Highlights & Insights¶
- Paradigm shift: Moving from "laboriously synthesizing human interactions" to "directly leveraging the rich animation assets already created by the game industry"—a highly pragmatic and insightful reframing.
- SMPL independence is a key selling point—eliminating systematic biases of parametric models (demographic skew, regressor dependency, fitting artifacts).
- Dual online/offline rendering modes: Beyond high-quality offline rendering, the ability to generate data in real time during gameplay opens the possibility of extracting training data directly from existing UE5 games.
- Occlusion-aware annotations: Per-joint visibility flags and occlusion-aware bounding boxes and masks are critical details for practical applications that are often neglected in existing synthetic datasets.
- The pipeline is highly customizable—supporting any UE-compatible skeleton, arbitrary joint subsets, and flexible camera configurations.

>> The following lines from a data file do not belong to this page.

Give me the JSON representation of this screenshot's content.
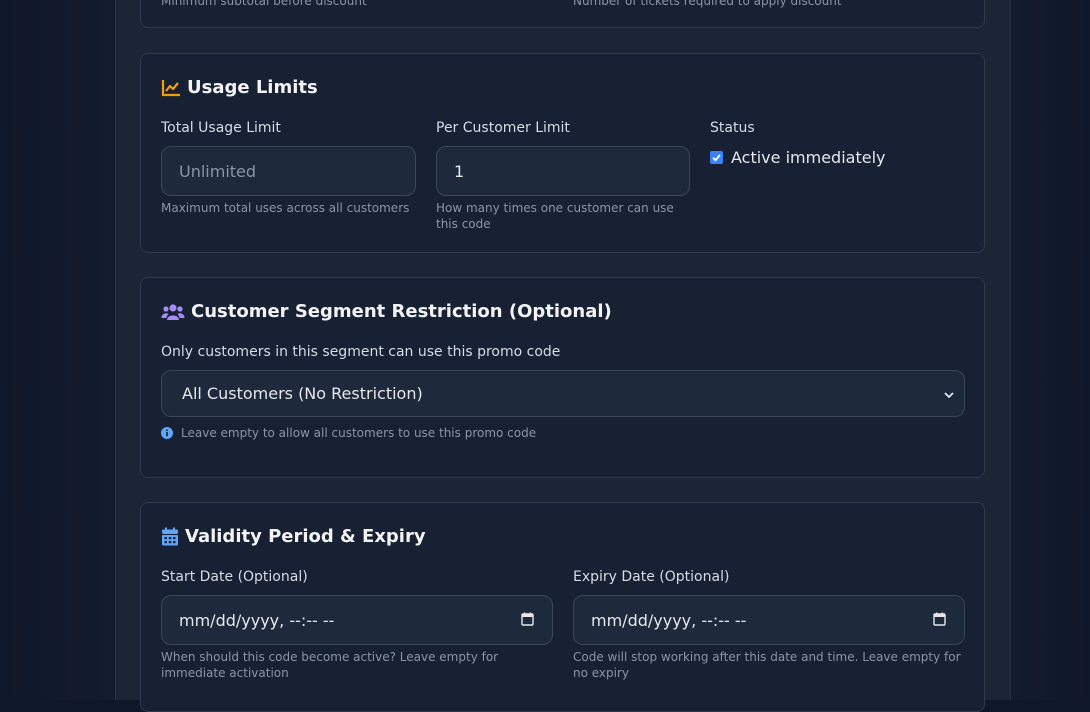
{
  "top_card": {
    "left_hint": "Minimum subtotal before discount",
    "right_hint": "Number of tickets required to apply discount"
  },
  "usage_limits": {
    "title": "Usage Limits",
    "icon": "chart-line-icon",
    "total_label": "Total Usage Limit",
    "total_placeholder": "Unlimited",
    "total_hint": "Maximum total uses across all customers",
    "per_customer_label": "Per Customer Limit",
    "per_customer_value": "1",
    "per_customer_hint_line1": "How many times one customer can use",
    "per_customer_hint_line2": "this code",
    "status_label": "Status",
    "status_checkbox_label": "Active immediately",
    "status_checked": true
  },
  "segment": {
    "title": "Customer Segment Restriction (Optional)",
    "icon": "users-icon",
    "description": "Only customers in this segment can use this promo code",
    "selected": "All Customers (No Restriction)",
    "hint": "Leave empty to allow all customers to use this promo code"
  },
  "validity": {
    "title": "Validity Period & Expiry",
    "icon": "calendar-icon",
    "start_label": "Start Date (Optional)",
    "start_placeholder": "mm/dd/yyyy, --:-- --",
    "start_hint_line1": "When should this code become active? Leave empty for",
    "start_hint_line2": "immediate activation",
    "expiry_label": "Expiry Date (Optional)",
    "expiry_placeholder": "mm/dd/yyyy, --:-- --",
    "expiry_hint_line1": "Code will stop working after this date and time. Leave empty for",
    "expiry_hint_line2": "no expiry"
  },
  "colors": {
    "usage_icon": "#f59e0b",
    "segment_icon": "#a78bfa",
    "calendar_icon": "#60a5fa",
    "info_icon": "#60a5fa",
    "checkbox": "#3b82f6"
  }
}
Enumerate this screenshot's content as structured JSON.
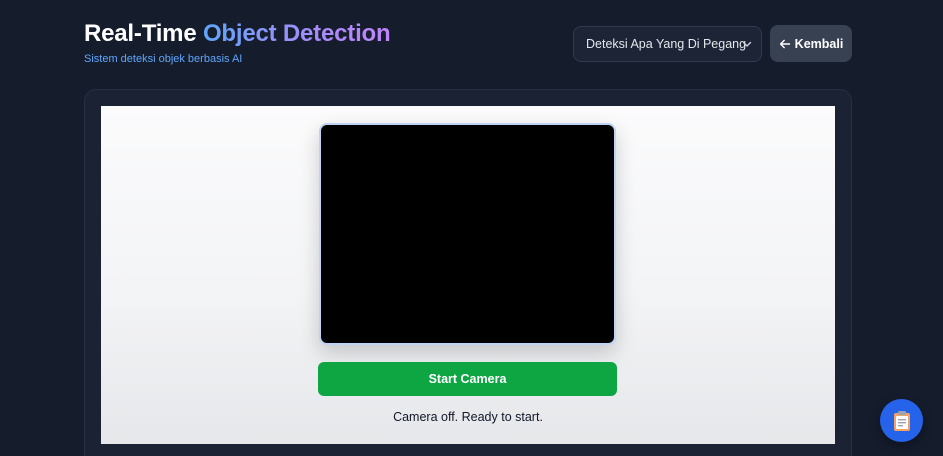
{
  "header": {
    "title_plain": "Real-Time ",
    "title_highlight": "Object Detection",
    "subtitle": "Sistem deteksi objek berbasis AI"
  },
  "mode_select": {
    "selected": "Deteksi Apa Yang Di Pegang",
    "icon": "chevron-down-icon"
  },
  "back_button": {
    "label": "Kembali",
    "icon": "arrow-left-icon"
  },
  "camera": {
    "start_label": "Start Camera",
    "status": "Camera off. Ready to start."
  },
  "fab": {
    "icon": "clipboard-icon"
  },
  "colors": {
    "background": "#151c2c",
    "accent_blue": "#60a5fa",
    "accent_purple": "#c084fc",
    "start_green": "#0ea543",
    "fab_blue": "#2563eb"
  }
}
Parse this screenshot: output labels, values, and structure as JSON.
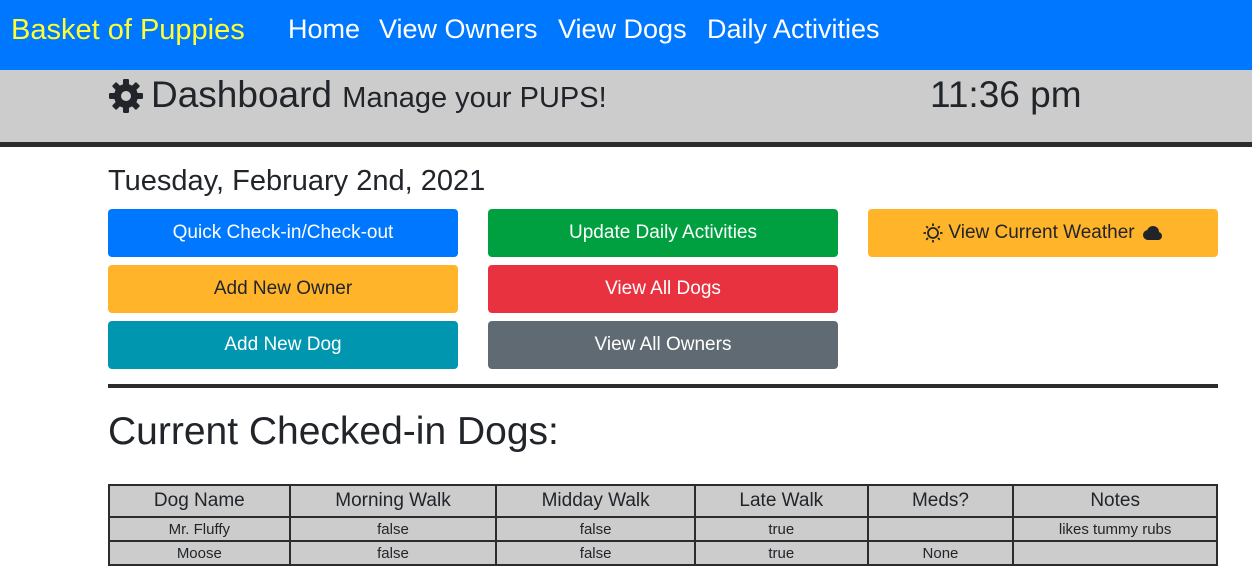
{
  "navbar": {
    "brand": "Basket of Puppies",
    "links": [
      "Home",
      "View Owners",
      "View Dogs",
      "Daily Activities"
    ]
  },
  "header": {
    "icon": "gear-icon",
    "title": "Dashboard",
    "subtitle": "Manage your PUPS!",
    "time": "11:36 pm"
  },
  "date": "Tuesday, February 2nd, 2021",
  "buttons": {
    "quick_checkin": "Quick Check-in/Check-out",
    "update_activities": "Update Daily Activities",
    "view_weather": "View Current Weather",
    "add_owner": "Add New Owner",
    "view_all_dogs": "View All Dogs",
    "add_dog": "Add New Dog",
    "view_all_owners": "View All Owners"
  },
  "weather_icons": [
    "sun-icon",
    "cloud-icon"
  ],
  "section_title": "Current Checked-in Dogs:",
  "table": {
    "headers": [
      "Dog Name",
      "Morning Walk",
      "Midday Walk",
      "Late Walk",
      "Meds?",
      "Notes"
    ],
    "rows": [
      [
        "Mr. Fluffy",
        "false",
        "false",
        "true",
        "",
        "likes tummy rubs"
      ],
      [
        "Moose",
        "false",
        "false",
        "true",
        "None",
        ""
      ]
    ]
  },
  "colors": {
    "navbar": "#0077ff",
    "brand": "#ffff33",
    "primary": "#0077ff",
    "success": "#00a040",
    "warning": "#ffb42a",
    "danger": "#e8323f",
    "info": "#0096b0",
    "secondary": "#5f6a72"
  }
}
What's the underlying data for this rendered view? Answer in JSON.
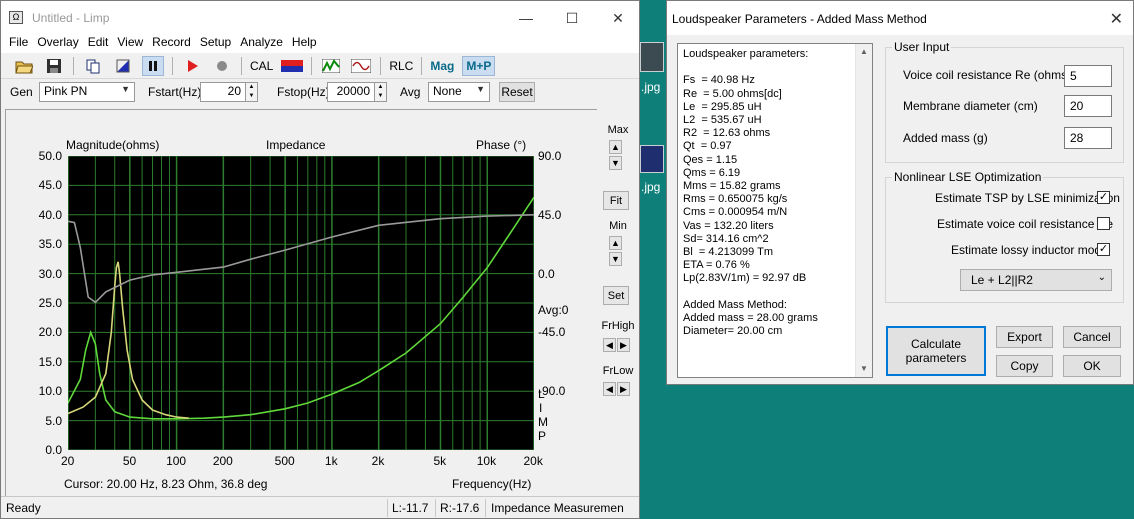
{
  "desktop": {
    "labels": [
      ".jpg",
      ".jpg"
    ]
  },
  "limp": {
    "title": "Untitled - Limp",
    "menu": [
      "File",
      "Overlay",
      "Edit",
      "View",
      "Record",
      "Setup",
      "Analyze",
      "Help"
    ],
    "toolbar": {
      "cal": "CAL",
      "rlc": "RLC",
      "mag": "Mag",
      "mp": "M+P"
    },
    "gen": {
      "label": "Gen",
      "value": "Pink PN",
      "fstart_label": "Fstart(Hz)",
      "fstart": "20",
      "fstop_label": "Fstop(Hz)",
      "fstop": "20000",
      "avg_label": "Avg",
      "avg": "None",
      "reset": "Reset"
    },
    "plot": {
      "left_title": "Magnitude(ohms)",
      "center_title": "Impedance",
      "right_title": "Phase (°)",
      "avg_label": "Avg:0",
      "limp_vertical": [
        "L",
        "I",
        "M",
        "P"
      ],
      "cursor": "Cursor: 20.00 Hz, 8.23 Ohm, 36.8 deg",
      "xlabel": "Frequency(Hz)"
    },
    "side": {
      "max": "Max",
      "fit": "Fit",
      "min": "Min",
      "set": "Set",
      "frhigh": "FrHigh",
      "frlow": "FrLow"
    },
    "status": {
      "ready": "Ready",
      "l": "L:-11.7",
      "r": "R:-17.6",
      "mode": "Impedance Measuremen"
    }
  },
  "chart_data": {
    "type": "line",
    "title": "Impedance",
    "xscale": "log",
    "xlim": [
      20,
      20000
    ],
    "ylim": [
      0,
      50
    ],
    "y2lim": [
      -135,
      90
    ],
    "x_ticks": [
      "20",
      "50",
      "100",
      "200",
      "500",
      "1k",
      "2k",
      "5k",
      "10k",
      "20k"
    ],
    "y_ticks": [
      "0.0",
      "5.0",
      "10.0",
      "15.0",
      "20.0",
      "25.0",
      "30.0",
      "35.0",
      "40.0",
      "45.0",
      "50.0"
    ],
    "y2_ticks": [
      "90.0",
      "45.0",
      "0.0",
      "-45.0",
      "-90.0"
    ],
    "xlabel": "Frequency(Hz)",
    "ylabel": "Magnitude(ohms)",
    "y2label": "Phase (°)",
    "grid": true,
    "colors": {
      "background": "#000000",
      "grid": "#2e7d2e",
      "green_trace": "#5fd83a",
      "yellow_trace": "#d7d77a",
      "gray_trace": "#9a9a9a"
    },
    "series": [
      {
        "axis": "left",
        "color": "green",
        "points": [
          [
            20,
            8
          ],
          [
            24,
            12
          ],
          [
            26,
            17
          ],
          [
            28,
            20
          ],
          [
            30,
            18
          ],
          [
            32,
            13
          ],
          [
            35,
            8.5
          ],
          [
            40,
            6.5
          ],
          [
            50,
            5.6
          ],
          [
            70,
            5.3
          ],
          [
            100,
            5.3
          ],
          [
            150,
            5.4
          ],
          [
            200,
            5.6
          ],
          [
            300,
            6.0
          ],
          [
            500,
            7.0
          ],
          [
            700,
            8.0
          ],
          [
            1000,
            9.5
          ],
          [
            1500,
            11.5
          ],
          [
            2000,
            13.5
          ],
          [
            3000,
            16.5
          ],
          [
            5000,
            21.5
          ],
          [
            7000,
            26
          ],
          [
            10000,
            31
          ],
          [
            15000,
            38
          ],
          [
            20000,
            43
          ]
        ]
      },
      {
        "axis": "left",
        "color": "yellow",
        "points": [
          [
            20,
            6.2
          ],
          [
            25,
            7.3
          ],
          [
            30,
            9
          ],
          [
            35,
            13
          ],
          [
            38,
            20
          ],
          [
            40,
            28
          ],
          [
            41,
            31
          ],
          [
            42,
            32
          ],
          [
            43,
            30
          ],
          [
            45,
            24
          ],
          [
            48,
            17
          ],
          [
            52,
            12
          ],
          [
            60,
            8.5
          ],
          [
            70,
            6.8
          ],
          [
            85,
            6.0
          ],
          [
            100,
            5.6
          ],
          [
            120,
            5.4
          ]
        ]
      },
      {
        "axis": "right",
        "color": "gray",
        "points": [
          [
            20,
            40
          ],
          [
            22,
            39
          ],
          [
            24,
            20
          ],
          [
            27,
            -18
          ],
          [
            30,
            -22
          ],
          [
            35,
            -14
          ],
          [
            50,
            -5
          ],
          [
            70,
            -1
          ],
          [
            100,
            1
          ],
          [
            200,
            5
          ],
          [
            300,
            11
          ],
          [
            500,
            18
          ],
          [
            1000,
            28
          ],
          [
            2000,
            37
          ],
          [
            5000,
            42
          ],
          [
            10000,
            44
          ],
          [
            20000,
            45
          ]
        ]
      }
    ]
  },
  "dialog": {
    "title": "Loudspeaker Parameters - Added Mass Method",
    "params": [
      "Loudspeaker parameters:",
      "",
      "Fs  = 40.98 Hz",
      "Re  = 5.00 ohms[dc]",
      "Le  = 295.85 uH",
      "L2  = 535.67 uH",
      "R2  = 12.63 ohms",
      "Qt  = 0.97",
      "Qes = 1.15",
      "Qms = 6.19",
      "Mms = 15.82 grams",
      "Rms = 0.650075 kg/s",
      "Cms = 0.000954 m/N",
      "Vas = 132.20 liters",
      "Sd= 314.16 cm^2",
      "Bl  = 4.213099 Tm",
      "ETA = 0.76 %",
      "Lp(2.83V/1m) = 92.97 dB",
      "",
      "Added Mass Method:",
      "Added mass = 28.00 grams",
      "Diameter= 20.00 cm"
    ],
    "user_input": {
      "legend": "User Input",
      "re_label": "Voice coil resistance Re (ohms)",
      "re": "5",
      "diam_label": "Membrane diameter (cm)",
      "diam": "20",
      "mass_label": "Added mass (g)",
      "mass": "28"
    },
    "lse": {
      "legend": "Nonlinear LSE Optimization",
      "tsp_label": "Estimate TSP by LSE minimization",
      "re_label": "Estimate voice coil resistance Re",
      "lossy_label": "Estimate lossy inductor model",
      "model": "Le + L2||R2"
    },
    "buttons": {
      "calculate": "Calculate parameters",
      "export": "Export",
      "cancel": "Cancel",
      "copy": "Copy",
      "ok": "OK"
    }
  }
}
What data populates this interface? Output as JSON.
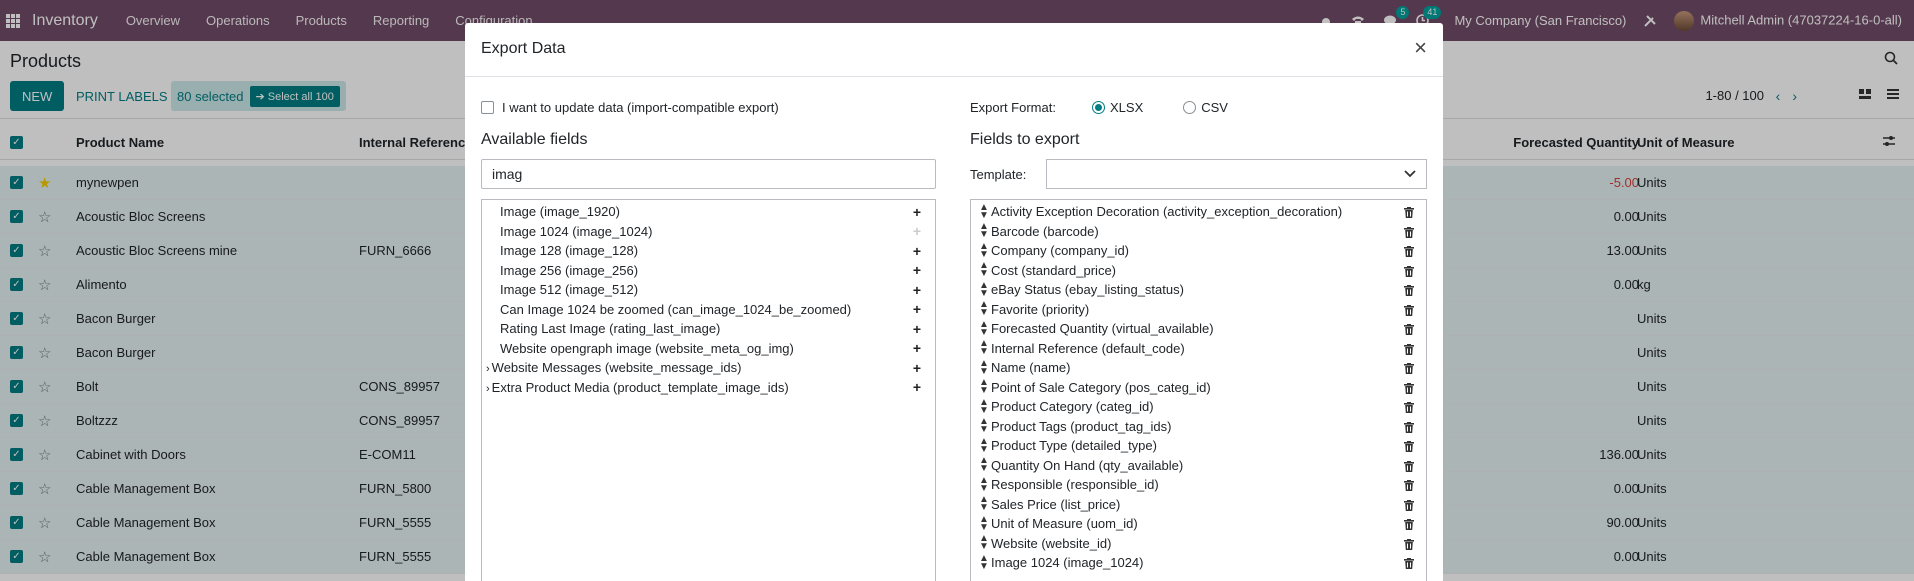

Limitations & Future Work¶
- No training experiments due to compute constraints: Only inference-based evaluation is conducted; the key experiment of training on UnrealPose-1M and transferring to real data remains unvalidated.
- Limited character diversity: Only 5 MetaHumans are used, despite MetaHuman Creator's capacity to generate thousands of characters.
- Static cameras: Current implementation uses fixed camera positions; moving cameras and dynamic intrinsics are not yet supported, though extension is straightforward.
- Manual integration: Integration into UE5 projects requires manual setup; the pipeline has not been packaged as a plug-and-play UE5 plugin.
- Online rendering unverified in real games: MRQ offline rendering has been validated, but the performance and quality of real-time data extraction from running games remains untested.
- Dataset scale limited by time and compute: Although the pipeline is theoretically unbounded in scale, the scaling laws of synthetic data remain an open question.
Rating¶
- Novelty: ⭐⭐⭐⭐ — The idea of replacing SMPL with game engine native skeletal joints is novel and pragmatic, though synthetic data pipelines themselves are not a new concept.
- Experimental Thoroughness: ⭐⭐⭐ — The experimental design for validating data quality is reasonable but insufficiently deep; the critical experiment of training on synthetic data and transferring to real data is absent.
- Writing Quality: ⭐⭐⭐⭐ — Motivation is articulated persuasively, the contrast with SMPL-based methods is clearly argued, and technical details are adequately covered.
- Value: ⭐⭐⭐⭐ — The open-source pipeline and dataset have tangible impact, providing the community with a new pathway to leverage game assets; follow-up work is needed to validate training effectiveness.